Muitos fatores podem estar vinculados ao fato da presença ou não de escola pública de primeiras letras nas colônias alemãs catarinenses durante a década de 1850. Mas alguns deles talvez tenham maior sustentabilidade.

Primeiro, as colônias contempladas com escolas eram as mais prósperas e as que abrangiam maior território e população. E tanto Blumenau como D. Francisca eram formadas quase que exclusivamente por protestantes; isto, para um país que tentava se estabelecer tendo por base princípios católicos, certamente era um problema. Além disso, os imigrantes que formaram essas duas colônias eram oriundos de regiões mais desenvolvidas da Alemanha, havendo entre eles muitos com formação escolar universitária.

Sendo assim, tanto o Estado tinha interesse em criar escolas para introduzir através delas valores vinculados à religião católica, como estes

colonos, cientes de que era papel do Estado assegurar escola para todos, cobravam a presença deste serviço.
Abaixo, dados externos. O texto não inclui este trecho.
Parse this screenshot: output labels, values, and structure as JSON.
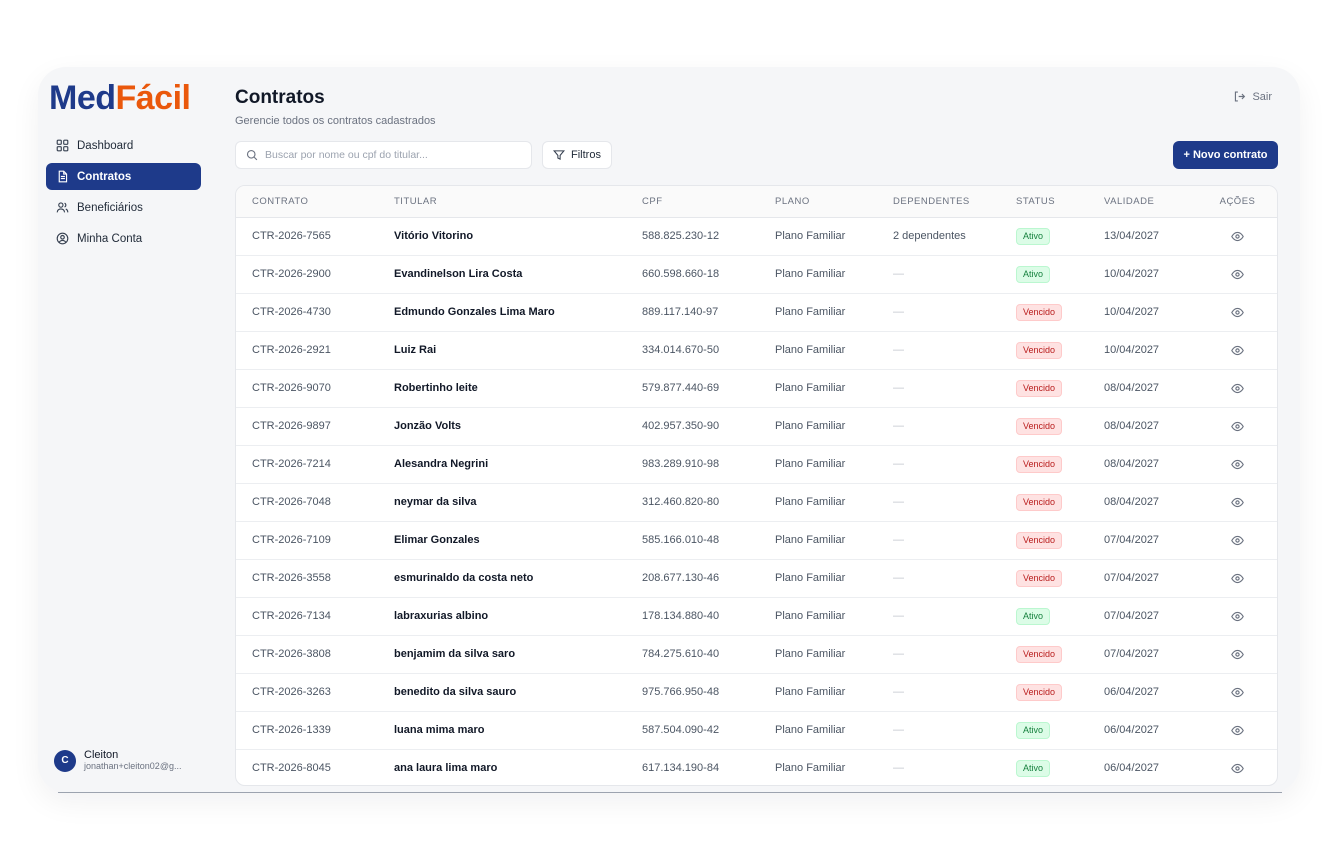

A materialidade das escolas nas colônias alemãs não diferia muito das demais escolas de primeiras letras existentes na província. No entanto, se com as demais escolas já havia grande preocupação em formar nas crianças valores religiosos (católicos) e despertar nelas o amor pela pátria, nestas ainda havia a preocupação com a língua. Os colonos continuavam, na sua grande maioria, falando somente a língua alemã. Através da escola era possível introduzir a língua portuguesa e com isso também conhecimentos e valores sobre este novo país.